Attaching the code I used to unit-test the class while I was writing the code.
COuld be useful if/when WebKit gets unit-tests.
Comment 11 David Kilzer (:ddkilzer) 2011-05-05 10:30:23 PDT
(In reply to comment #10)
> Created an attachment (id=92430) [details]
> Code used for unit-testing that class during development
> 
> Attaching the code I used to unit-test the class while I was writing the code.
> COuld be useful if/when WebKit gets unit-tests.

TestWebKitAPI exists now.  I think there was a discussion about using gtest recently on webkit-dev.
Comment 12 Adam Barth 2011-05-05 10:38:57 PDT
> TestWebKitAPI exists now.  I think there was a discussion about using gtest recently on webkit-dev.

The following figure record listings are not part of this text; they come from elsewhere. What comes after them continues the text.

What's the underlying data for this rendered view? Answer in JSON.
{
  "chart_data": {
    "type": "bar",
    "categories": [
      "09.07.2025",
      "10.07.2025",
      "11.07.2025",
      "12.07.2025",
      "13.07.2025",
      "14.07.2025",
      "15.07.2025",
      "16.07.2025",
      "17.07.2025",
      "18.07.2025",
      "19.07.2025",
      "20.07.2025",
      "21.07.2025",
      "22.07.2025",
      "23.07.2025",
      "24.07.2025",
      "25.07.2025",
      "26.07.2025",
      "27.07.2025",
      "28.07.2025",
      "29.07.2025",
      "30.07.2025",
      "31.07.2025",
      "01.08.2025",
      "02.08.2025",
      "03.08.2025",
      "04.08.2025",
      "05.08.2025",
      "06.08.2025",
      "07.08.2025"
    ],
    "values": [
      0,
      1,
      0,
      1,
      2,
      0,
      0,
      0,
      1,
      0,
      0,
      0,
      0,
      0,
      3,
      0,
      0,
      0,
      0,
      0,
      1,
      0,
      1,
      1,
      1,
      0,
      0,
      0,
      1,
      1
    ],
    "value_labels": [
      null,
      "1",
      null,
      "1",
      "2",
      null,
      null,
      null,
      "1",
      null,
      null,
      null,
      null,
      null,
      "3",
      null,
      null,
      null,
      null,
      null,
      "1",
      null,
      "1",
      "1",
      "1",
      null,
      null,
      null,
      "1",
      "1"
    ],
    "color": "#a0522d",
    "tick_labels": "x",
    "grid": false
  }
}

Can either of these test code in WebCore?
Comment 13 David Levin 2011-05-05 10:42:01 PDT
(In reply to comment #12)
> > TestWebKitAPI exists now.  I think there was a discussion about using gtest recently on webkit-dev.
> 
> Can either of these test code in WebCore?

dslomov is converting TestWebKitAPI to be gtest based, so I would imagine they will have similar restrictions. 

Jay, I would recommend that you trying using TestWebKitAPI right now and see if it will work for you (or make it work for you).